A Showplace for Restored Farm Buildings
| SHELBURNE, VT.
IT'S a barn, yet it looms like a castle on a verdant expanse of lawn in Shelburne, Vt. At up to five stories high, it cradles a two-acre courtyard and boasts many gables, several towers, and a couple of wings.
This is Shelburne Farms, a 1,300-acre agricultural estate that was considered one of the foremost farms in the country at the turn of the century. Today it has become a model for adapting old farm buildings to present-day use, says Thomas Visser, interim director of the University of Vermont Historic Preservation Program.
Shelburne Farms was built in 1886 by William Seward Webb and his wife, Lila Vanderbilt Webb, who wanted to create a model farm that demonstrated new practices in land use and farming. Webb built three barns: a coach barn to store carriages and other equipment; a farm barn that served as headquarters; and a breeding barn he intended to use for breeding horses that were good-looking enough to pull a carriage but could also work in the field.

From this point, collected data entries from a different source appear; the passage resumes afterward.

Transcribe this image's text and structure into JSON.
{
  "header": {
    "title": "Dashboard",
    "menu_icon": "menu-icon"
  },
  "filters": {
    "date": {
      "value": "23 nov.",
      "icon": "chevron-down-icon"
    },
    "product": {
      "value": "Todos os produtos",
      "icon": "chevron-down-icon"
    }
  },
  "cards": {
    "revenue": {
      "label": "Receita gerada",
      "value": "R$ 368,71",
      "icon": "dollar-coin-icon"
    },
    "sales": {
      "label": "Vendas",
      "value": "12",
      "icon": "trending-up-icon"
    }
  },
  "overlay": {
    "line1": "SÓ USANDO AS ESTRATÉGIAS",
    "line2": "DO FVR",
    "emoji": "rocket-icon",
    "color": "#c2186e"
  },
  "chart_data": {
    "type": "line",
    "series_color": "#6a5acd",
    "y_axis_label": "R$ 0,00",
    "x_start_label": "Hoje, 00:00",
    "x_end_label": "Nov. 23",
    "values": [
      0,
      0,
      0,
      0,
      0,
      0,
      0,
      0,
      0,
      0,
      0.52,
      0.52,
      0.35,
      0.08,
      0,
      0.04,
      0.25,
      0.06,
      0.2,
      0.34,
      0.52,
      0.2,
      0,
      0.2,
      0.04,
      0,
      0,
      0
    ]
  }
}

Webb's breeding idea never got off the ground because local farmers weren't interested, and his efforts coincided with the advent of the internal-combustion engine. In the following years, the breeding barn wasn't used much, though the farm barn remained the agricultural hub.
IN the 1970s, the young fourth generation of Webbs wanted to use the property for educational activities and created Shelburne Farms Resources. When the land was bequeathed to this nonprofit group in 1984, it embarked on a fund-raising campaign to restore the farm barn, which by that time was in poor condition. Almost $3 million and 10 years later, the majestic building has undergone a huge transformation. Structural problems, such as a collapsed rear retaining wall, were fixed; a new roof was put on; and the entire building was reshingled and repainted.
Today, the farm barn is the center of Shelburne Farm's school programs and is used to teach and demonstrate the stewardship of natural and agricultural resources. It also houses offices, a bakery, a wood shop, and a cheesemaking operation.
Its renovation has been quite an accomplishment to both the organization and the public.
``Seven years ago, we thought it was impossible to restore the farm barn, and people would come into the courtyard on tours and say `Oh, it must have been so incredible,' '' says Megan Camp, vice president and program director of Shelburne Farms. ``Now it's exciting to hear people say `Wow, what a beautiful building,' without the sort of sadness of looking back to the past.''
The organization is now trying to decide the best reuse of the breeding barn, a gargantuan building that for 40 years remained the largest unsupported interior space in the United States.